It is suspected that the crs cannot be started properly due to the multicast problem of the private network Nic. 02/14 Update SLTechnology News&Howtos

It is suspected that the crs cannot be started properly due to the multicast problem of the private network Nic.

2026-02-14 Update From: SLTechnology News&Howtos shulou NAV: SLTechnology News&Howtos > Database >

Shulou(Shulou.com)06/01 Report--

The problem that a rac can only start one node crs is suspected to be caused by a multicast problem.

A few days ago, the PSU upgrade was tested in the history library. When the second node GI was upgraded after completing a node software upgrade, CRS could shut down normally and successfully, and then reported Error: The opatch Applicable check failed, so I tried to restart CRS, but it was obvious that CRS could not start properly.

Through checking the log, I found CRS-5818:Aborted command 'start' for resource' ora.cssd'. The CSSD resource cannot be started successfully, and a problem with CSS can be confirmed from the current process.

As can be seen from the CSSD log at that time, CSSD failed to create a local communication interface with the remote node during startup. The specific log analysis is as follows:

Get the private network information of the cluster from gpnp profile.
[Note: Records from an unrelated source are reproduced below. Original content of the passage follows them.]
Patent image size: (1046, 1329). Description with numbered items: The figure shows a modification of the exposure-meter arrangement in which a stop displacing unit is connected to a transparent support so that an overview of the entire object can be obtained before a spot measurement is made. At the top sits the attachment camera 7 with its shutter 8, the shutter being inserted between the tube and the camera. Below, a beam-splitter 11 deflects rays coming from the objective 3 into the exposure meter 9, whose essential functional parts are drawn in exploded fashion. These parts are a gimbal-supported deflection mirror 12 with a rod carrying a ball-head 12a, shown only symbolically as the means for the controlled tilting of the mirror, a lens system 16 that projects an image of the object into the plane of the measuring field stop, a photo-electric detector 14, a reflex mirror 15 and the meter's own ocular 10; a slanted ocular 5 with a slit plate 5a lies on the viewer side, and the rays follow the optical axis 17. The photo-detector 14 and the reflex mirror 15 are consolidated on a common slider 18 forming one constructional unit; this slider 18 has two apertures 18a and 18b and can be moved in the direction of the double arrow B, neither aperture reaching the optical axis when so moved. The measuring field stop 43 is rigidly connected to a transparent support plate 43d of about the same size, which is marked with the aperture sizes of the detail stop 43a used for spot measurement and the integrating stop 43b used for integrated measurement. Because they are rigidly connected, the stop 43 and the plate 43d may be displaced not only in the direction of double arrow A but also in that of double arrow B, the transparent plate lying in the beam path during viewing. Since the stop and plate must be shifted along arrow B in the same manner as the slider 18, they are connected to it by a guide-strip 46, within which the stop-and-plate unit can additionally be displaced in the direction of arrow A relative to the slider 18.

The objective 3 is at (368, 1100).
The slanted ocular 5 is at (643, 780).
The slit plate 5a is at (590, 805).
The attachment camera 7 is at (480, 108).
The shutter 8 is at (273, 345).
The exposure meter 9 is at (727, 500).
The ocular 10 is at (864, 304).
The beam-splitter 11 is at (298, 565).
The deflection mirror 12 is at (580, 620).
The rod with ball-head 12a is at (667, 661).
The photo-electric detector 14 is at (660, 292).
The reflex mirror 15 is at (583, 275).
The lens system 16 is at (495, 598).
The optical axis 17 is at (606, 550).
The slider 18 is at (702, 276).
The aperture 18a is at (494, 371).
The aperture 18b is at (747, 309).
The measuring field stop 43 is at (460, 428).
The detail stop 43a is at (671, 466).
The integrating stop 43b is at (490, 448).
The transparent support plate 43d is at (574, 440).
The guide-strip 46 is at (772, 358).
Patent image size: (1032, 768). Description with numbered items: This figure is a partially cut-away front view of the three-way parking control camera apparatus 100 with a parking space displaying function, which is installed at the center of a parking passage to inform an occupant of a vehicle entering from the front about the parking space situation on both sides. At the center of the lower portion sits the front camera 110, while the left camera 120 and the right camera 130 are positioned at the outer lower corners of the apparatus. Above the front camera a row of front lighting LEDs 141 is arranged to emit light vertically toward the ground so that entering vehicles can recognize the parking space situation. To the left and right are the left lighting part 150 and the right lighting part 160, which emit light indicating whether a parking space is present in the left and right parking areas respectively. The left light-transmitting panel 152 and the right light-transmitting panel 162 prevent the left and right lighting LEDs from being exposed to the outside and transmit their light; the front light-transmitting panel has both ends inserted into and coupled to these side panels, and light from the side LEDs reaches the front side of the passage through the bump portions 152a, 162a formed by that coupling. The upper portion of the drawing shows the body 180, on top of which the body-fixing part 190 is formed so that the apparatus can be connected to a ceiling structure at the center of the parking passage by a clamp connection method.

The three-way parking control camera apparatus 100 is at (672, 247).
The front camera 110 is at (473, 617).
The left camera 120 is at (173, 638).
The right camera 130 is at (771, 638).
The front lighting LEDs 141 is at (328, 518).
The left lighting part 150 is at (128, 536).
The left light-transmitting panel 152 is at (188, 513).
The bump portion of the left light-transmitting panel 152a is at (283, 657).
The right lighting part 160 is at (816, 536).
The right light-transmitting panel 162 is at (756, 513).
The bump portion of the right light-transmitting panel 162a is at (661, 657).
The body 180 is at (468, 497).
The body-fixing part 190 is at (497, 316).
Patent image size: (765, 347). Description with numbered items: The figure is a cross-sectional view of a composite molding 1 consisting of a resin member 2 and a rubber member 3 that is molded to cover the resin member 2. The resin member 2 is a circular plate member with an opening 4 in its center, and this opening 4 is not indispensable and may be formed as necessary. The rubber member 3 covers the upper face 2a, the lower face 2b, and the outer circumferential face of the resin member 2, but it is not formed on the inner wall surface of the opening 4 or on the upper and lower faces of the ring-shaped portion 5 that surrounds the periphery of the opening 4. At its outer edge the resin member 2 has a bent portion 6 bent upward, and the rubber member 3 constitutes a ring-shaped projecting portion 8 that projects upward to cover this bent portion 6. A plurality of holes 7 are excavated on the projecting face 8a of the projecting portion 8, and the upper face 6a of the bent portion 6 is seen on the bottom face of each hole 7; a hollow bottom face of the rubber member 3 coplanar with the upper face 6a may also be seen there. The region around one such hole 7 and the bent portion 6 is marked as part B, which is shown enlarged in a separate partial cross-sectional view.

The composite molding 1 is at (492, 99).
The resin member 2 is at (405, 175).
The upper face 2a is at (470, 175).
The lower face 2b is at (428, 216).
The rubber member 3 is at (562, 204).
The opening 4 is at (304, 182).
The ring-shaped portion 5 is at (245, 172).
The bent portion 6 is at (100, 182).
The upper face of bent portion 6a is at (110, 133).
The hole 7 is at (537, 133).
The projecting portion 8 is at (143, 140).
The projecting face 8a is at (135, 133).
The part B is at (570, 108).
two。 The following starts to prepare to communicate with the remote node, and created local interface for node 'nghis-db2', but fails to bind endpoint (localAddr' mcast://224.0.0.251:42424/192.169.1.40'), which is a mcast address.

When I saw No buffer space available (74), I thought it was suspected that udp_sendspace and udp_recvspace were not big enough, and the query found that they were 65536 and 655360 respectively, which was enough for practical application. Unsurprisingly, restarting CRS after enlarging these two parameters is still not resolved, and most of the errors on MOS point to BUG,11gR2 Grid Infrastructure Node May not Join the Cluster After Evicted With Error sgipcnUdpSend "No buffer space available (74)" (document ID 1352887.1).

However, the current phenomenon is not consistent with the description of the document.

The current operation is sgipcnMctBind

SgipcnUdpSend is in the document.

3. Update the interface status, still unable to create the local interface, that is, unable to communicate with the remote node, so execute disable interface and clean disabled insterface

4. Restart add interface, but still fail.

5. After that, has a disk HB and but no network HB were reported every 1 minute in a row, indicating that there should be a connectivity failure on the private network at this time.

So we tested whether there was a problem with the connectivity of the private network address and checked it with traceroute, but there was no connectivity problem.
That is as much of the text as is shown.